Once at the pyramid, you can actually climb 248 steps to the top. The steps are steep and uneven but there are handrails to help guide you up to steps. From the platforms, you could get a pretty awesome view of the Avenue of the Dead, the Pyramid of the Moon and the mountains in the distance.
Pyramid of the Moon
Connected by the Avenue of the Dead, the Pyramid of the Moon is just a short 20-minute walk north from the Pyramid of the Sun. Although it’s not as tall as the Pyramid of the Sun, you can still climb halfway up the pyramid. It offers an unobstructed view down the center of the Avenue of the Dead and of the Pyramid of the Sun. Be careful though as the steps here were much steeper, so it felt like doing single-leg leg presses but still worth the climb.
Avenue of the Dead
The avenue is very wide and over two miles long and used to be the main street running through Teotihuacan. It connects the three main pyramids and is lined with smaller pyramids, so there are many photo ops along the way.

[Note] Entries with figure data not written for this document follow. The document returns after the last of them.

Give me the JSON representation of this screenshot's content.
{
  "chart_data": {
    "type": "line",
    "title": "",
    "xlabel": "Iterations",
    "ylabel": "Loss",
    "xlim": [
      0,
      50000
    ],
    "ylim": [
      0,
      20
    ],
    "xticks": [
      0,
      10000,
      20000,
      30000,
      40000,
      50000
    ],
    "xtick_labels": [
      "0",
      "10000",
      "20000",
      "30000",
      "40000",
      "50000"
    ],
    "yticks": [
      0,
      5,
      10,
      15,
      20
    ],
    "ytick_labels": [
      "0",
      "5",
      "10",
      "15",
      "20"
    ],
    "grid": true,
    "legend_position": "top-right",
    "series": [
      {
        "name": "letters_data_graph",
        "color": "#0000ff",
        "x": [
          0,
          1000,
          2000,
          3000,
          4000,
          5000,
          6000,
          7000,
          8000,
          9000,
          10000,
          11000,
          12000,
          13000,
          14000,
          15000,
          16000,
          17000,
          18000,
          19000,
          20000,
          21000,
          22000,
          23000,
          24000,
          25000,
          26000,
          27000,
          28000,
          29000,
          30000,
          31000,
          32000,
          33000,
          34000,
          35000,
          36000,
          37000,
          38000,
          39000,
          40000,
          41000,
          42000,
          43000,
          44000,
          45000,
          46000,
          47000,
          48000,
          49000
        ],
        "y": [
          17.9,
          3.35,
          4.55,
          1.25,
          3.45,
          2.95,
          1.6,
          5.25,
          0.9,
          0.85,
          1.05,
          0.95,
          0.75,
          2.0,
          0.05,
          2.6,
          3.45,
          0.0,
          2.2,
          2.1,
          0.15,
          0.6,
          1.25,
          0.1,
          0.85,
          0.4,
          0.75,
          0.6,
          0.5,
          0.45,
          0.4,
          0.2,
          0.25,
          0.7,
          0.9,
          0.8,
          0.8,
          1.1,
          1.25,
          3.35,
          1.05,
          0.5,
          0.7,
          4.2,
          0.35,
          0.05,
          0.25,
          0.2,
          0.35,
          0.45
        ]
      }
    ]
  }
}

Temple of the Feathered Serpent
This is the third largest pyramid at Teotihucan located south of the Pyramid of the Sun. There are serpents carved into the structure to worship Quetzalcoatl, the feathered serpent god, and Tlaloc, the ancient storm god. Near the temple were about 200 burials of young men and women who were believed to have been warriors and have been sacrificed.
I’m glad I was able to make a day trip to Teotihuacan to see the pyramids and learn about the history behind it. I spent only a few hours at Teotihuacan and spent the rest of the afternoon and evening exploring other parts of Mexico City!